Contributing code to the tidyverse

  Jim Hester

This post originally appeared at http://www.jimhester.com/2017/08/08/contributing/

Contributing code to open source projects can be intimidating. These projects are often widely used and have well known maintainers. Contributing code and having it accepted seems an almost insurmountable task.

However if you follow a few simple strategies you can have your code accepted into even the most popular projects in the tidyverse.

Don’t contribute code

The easiest way to contribute to an open source package is not to contribute code at all. Find a typo in the documentation, add a reproducible example to an open issue without one, post a solution to a question in an issue, on twitter or stackoverflow. These types of contributions are among the easiest things for maintainers to review and accept, so it is a great place to start getting used to the contribution process.

Read CONTRIBUTING.md

Often projects will have a CONTRIBUTING.md document that has instructions for contributing to the project. These are guidelines the maintainers would like contributors to adhere to and exist to make the process flow more smoothly. As a contributor you should try to make accepting your code as easy as you can, this greatly increases the chance your contribution will be accepted. These files are not currently widespread in the tidyverse, but it’s something we will be working on in the future!

Explore previously merged contributions

Next you should read a few previously merged pull requests for additional context. If a project does not have a CONTRIBUTING.md (or similar) document this is your best source of information on expected practices for contributions.

Things you should look for include how are the commit messages formatted? Are any additional files changed apart from the code changes (such as NEWS updates)? Do the contributions all include additional test cases? Do internal only changes need documentation?

Some Common tidyverse conventions are

  • Add a bullet to NEWS.md for each change referencing the issue number and your GitHub username.
  • Add Closes #123 at the end of your commit message to automatically close the issue with the PR is merged.
  • Document functions with roxygen and be sure to run devtools::document() before submitting.

Read the reviewer comments in the pull request to get an idea of what in particular reviewers are looking for. Do they require certain code style, variable names or code organization? Are there common requests such as adding a note to the NEWS commonly forgotten?
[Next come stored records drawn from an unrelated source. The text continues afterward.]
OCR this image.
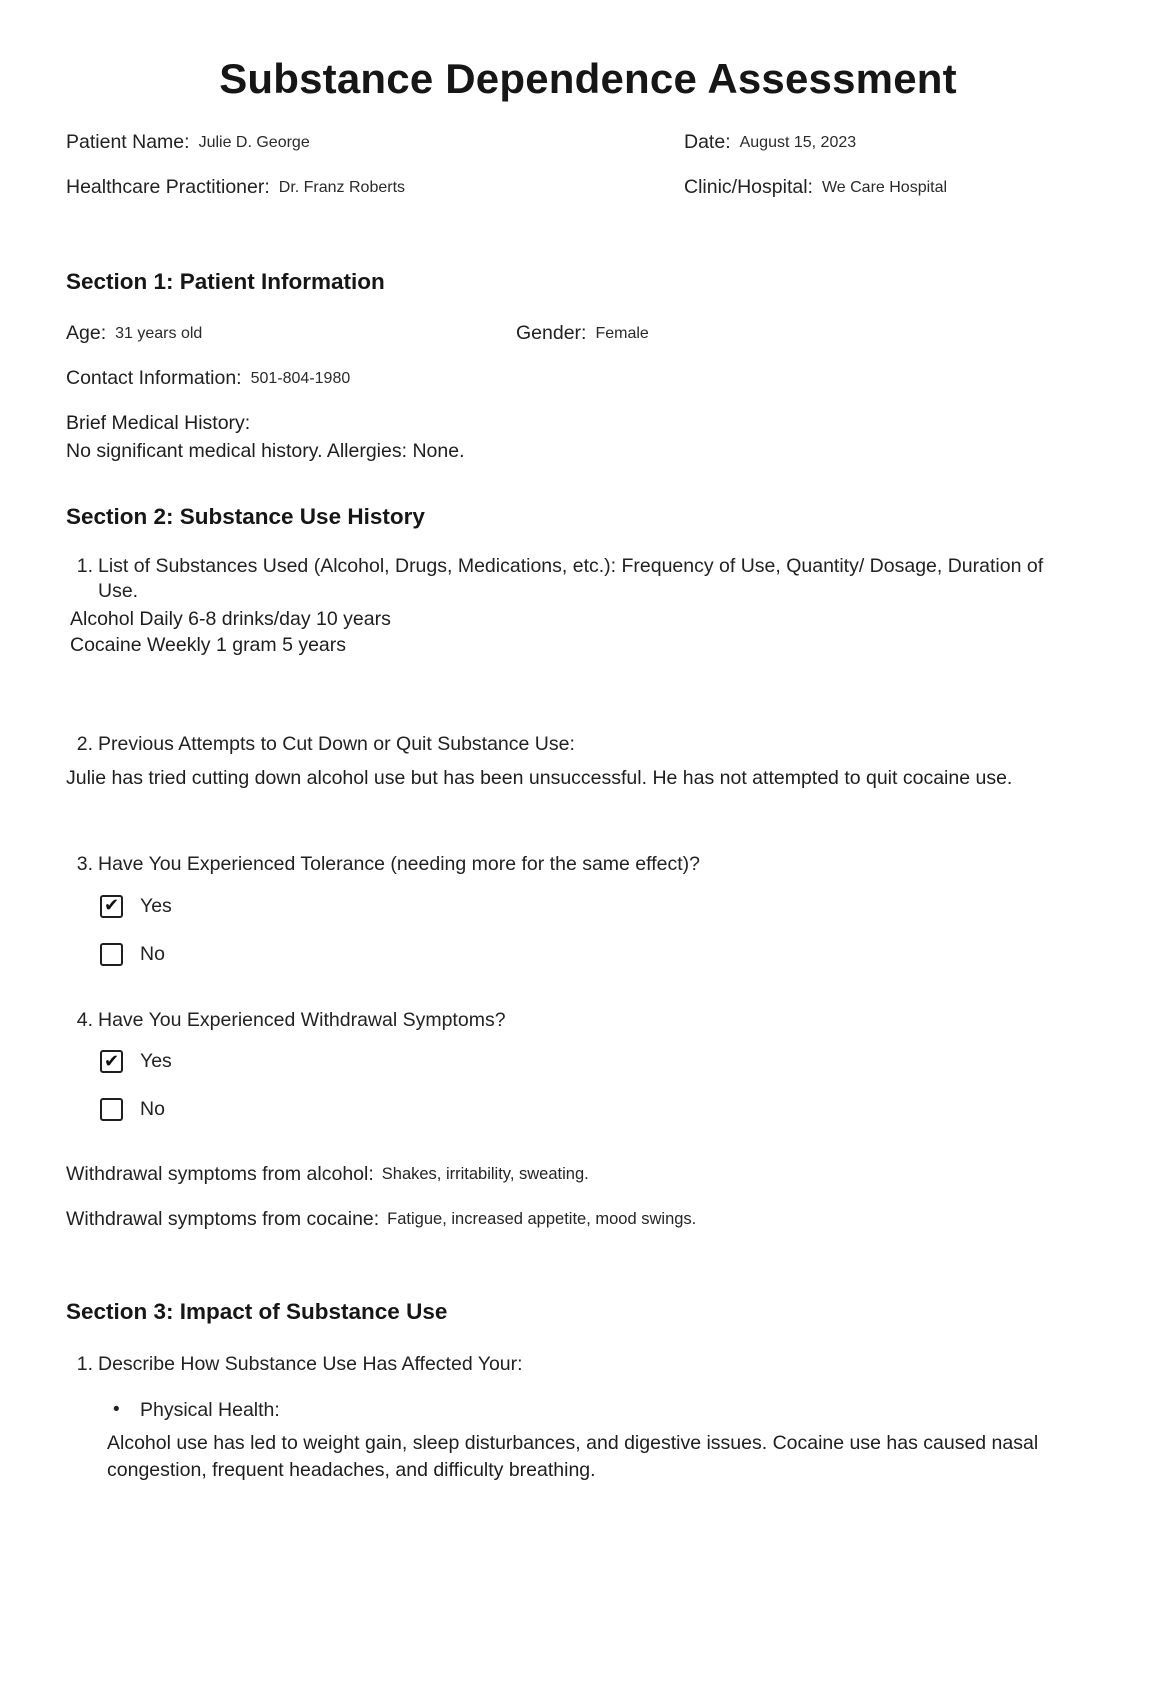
Substance Dependence Assessment
Patient Name: Julie D. George	Date: August 15, 2023
Healthcare Practitioner: Dr. Franz Roberts	Clinic/Hospital: We Care Hospital
Section 1: Patient Information
Age: 31 years old	Gender: Female
Contact Information: 501-804-1980
Brief Medical History:
No significant medical history. Allergies: None.
Section 2: Substance Use History
1. List of Substances Used (Alcohol, Drugs, Medications, etc.): Frequency of Use, Quantity/ Dosage, Duration of Use.
Alcohol Daily 6-8 drinks/day 10 years
Cocaine Weekly 1 gram 5 years
2. Previous Attempts to Cut Down or Quit Substance Use:
Julie has tried cutting down alcohol use but has been unsuccessful. He has not attempted to quit cocaine use.
3. Have You Experienced Tolerance (needing more for the same effect)?
✔ Yes
No
4. Have You Experienced Withdrawal Symptoms?
✔ Yes
No
Withdrawal symptoms from alcohol: Shakes, irritability, sweating.
Withdrawal symptoms from cocaine: Fatigue, increased appetite, mood swings.
Section 3: Impact of Substance Use
1. Describe How Substance Use Has Affected Your:
•	Physical Health:
Alcohol use has led to weight gain, sleep disturbances, and digestive issues. Cocaine use has caused nasal congestion, frequent headaches, and difficulty breathing.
If you can handle these things before the reviewer even sees your code is greatly reduces the friction in merging your changes.

Make your changes as small as possible

One of the most common mistakes contributors make is to add a complicated new feature as their first contribution.
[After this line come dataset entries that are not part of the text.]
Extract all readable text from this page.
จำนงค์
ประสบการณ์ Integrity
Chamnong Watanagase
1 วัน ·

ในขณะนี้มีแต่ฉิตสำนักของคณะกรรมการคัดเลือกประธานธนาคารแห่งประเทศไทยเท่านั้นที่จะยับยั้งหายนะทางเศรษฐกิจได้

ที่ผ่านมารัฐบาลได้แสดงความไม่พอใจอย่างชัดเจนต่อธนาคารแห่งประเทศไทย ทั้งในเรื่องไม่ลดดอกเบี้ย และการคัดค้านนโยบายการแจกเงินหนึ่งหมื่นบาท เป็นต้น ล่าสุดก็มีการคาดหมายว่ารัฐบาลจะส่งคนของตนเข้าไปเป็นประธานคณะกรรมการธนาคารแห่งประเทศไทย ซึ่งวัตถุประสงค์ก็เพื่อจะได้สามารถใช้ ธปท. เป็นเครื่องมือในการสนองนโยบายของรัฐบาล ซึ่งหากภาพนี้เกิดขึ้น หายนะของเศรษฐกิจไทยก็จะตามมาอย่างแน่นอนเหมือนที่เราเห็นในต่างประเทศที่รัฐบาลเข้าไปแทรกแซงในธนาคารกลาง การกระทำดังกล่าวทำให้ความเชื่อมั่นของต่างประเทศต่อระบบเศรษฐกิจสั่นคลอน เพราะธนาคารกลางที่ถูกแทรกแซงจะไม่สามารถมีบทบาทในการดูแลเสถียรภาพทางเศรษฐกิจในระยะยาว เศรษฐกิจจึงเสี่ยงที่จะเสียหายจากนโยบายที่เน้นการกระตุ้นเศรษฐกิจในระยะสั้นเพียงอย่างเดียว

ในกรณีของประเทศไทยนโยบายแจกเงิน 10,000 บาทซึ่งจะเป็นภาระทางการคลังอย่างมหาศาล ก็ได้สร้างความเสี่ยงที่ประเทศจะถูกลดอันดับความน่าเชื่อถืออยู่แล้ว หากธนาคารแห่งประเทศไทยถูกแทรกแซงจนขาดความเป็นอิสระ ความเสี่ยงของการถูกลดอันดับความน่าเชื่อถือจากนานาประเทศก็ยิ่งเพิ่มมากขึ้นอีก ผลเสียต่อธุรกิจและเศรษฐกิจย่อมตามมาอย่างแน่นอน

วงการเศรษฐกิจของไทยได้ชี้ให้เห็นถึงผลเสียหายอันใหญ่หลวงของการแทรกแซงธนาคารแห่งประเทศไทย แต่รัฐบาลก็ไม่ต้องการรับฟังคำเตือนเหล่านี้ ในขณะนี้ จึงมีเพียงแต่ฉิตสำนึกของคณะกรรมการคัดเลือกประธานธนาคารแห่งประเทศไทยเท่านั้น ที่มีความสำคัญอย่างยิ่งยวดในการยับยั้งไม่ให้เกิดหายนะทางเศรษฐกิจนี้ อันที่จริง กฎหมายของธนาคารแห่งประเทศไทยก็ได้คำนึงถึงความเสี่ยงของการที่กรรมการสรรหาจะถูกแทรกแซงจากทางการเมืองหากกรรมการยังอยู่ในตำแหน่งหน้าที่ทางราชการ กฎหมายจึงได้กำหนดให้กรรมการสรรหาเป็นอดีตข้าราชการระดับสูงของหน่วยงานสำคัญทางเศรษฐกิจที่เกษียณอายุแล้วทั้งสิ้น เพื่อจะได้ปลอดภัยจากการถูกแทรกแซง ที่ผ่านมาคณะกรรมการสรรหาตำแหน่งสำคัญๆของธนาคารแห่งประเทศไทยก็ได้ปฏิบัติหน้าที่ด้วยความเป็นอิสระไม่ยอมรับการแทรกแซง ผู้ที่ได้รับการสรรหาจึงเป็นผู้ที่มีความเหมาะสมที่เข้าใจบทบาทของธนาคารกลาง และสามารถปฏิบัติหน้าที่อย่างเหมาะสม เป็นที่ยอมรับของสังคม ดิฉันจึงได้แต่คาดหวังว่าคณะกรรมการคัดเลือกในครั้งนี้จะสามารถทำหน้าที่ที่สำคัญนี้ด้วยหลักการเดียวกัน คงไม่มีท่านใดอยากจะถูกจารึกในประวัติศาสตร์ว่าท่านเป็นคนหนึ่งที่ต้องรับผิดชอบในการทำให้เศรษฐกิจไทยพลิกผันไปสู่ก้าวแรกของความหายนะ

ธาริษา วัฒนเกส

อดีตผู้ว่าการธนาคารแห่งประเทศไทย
Accepting code as a maintainer means you have to maintain that code in the future, fixing bugs, updating documentation, refactoring it as the rest of the code evolves. This means the maintainer need to fully understand any code they accept.
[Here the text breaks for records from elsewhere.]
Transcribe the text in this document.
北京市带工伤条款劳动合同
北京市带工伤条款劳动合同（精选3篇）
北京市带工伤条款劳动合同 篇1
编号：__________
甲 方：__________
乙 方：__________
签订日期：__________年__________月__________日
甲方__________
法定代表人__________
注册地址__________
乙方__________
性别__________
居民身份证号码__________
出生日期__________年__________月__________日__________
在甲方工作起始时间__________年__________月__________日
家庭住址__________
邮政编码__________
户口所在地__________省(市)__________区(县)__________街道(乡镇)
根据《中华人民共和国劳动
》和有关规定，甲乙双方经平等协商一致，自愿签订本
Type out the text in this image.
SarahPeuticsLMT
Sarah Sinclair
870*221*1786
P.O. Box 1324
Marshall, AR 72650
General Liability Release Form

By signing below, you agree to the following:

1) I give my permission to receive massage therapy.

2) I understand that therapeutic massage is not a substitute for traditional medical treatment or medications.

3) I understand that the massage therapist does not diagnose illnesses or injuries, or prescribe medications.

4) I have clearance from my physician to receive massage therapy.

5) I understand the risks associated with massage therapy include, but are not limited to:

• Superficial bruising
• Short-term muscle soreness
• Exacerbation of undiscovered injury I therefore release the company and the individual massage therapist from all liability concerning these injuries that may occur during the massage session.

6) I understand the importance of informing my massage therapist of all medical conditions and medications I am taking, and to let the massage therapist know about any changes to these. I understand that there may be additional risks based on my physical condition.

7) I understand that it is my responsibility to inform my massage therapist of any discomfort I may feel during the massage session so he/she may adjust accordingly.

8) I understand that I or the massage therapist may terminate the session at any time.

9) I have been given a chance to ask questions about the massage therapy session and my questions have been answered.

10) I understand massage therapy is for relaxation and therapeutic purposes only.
What this means for contributors is they should strive to make their contribution as simple to understand as possible. The best way to do this is to make the contribution as short and clear as possible, changing as little of the existing code as you can. First time contributions is not the time to do major restructuring or reformatting of existing code. The best way to check exactly what changes you are proposing is to use git diff prior to submitting your contribution. This will ensure it contains only the changes necessary for the new functionality.

Include tests

Contributions with test cases are easier to accept because the tests ensure the code does what it intends to do and nothing else. Without tests the maintainer needs to check the new functionality by hand, a burden you can lessen or remove by including tests. If you are not sure what parts of your code is covered by tests covr is a great tool to use before submission. Just run the following to get a local coverage report of the package so you can see exactly what lines are not covered in the project.

# install.packages("covr")
co <- covr::package_coverage()
covr::report(co)

In addition adding tests to parts of the code base that is not currently covered is a great way to contribute to a project.

Follow the style

One of the first barriers to acceptance is coding style. Do not submit a contribution using camelCase to a project that uses snake_case, or use tabs when the project uses spaces. For tidyverse projects read the Style Guide and use the lintr package to find code which does not adhere to the style guide.

# install.packages("lintr")
lintr::lint_package()

Remember to include style changes only in code you are contributing. If you want to fix style overall in the package that is a great idea, but it should be in a separate pull request!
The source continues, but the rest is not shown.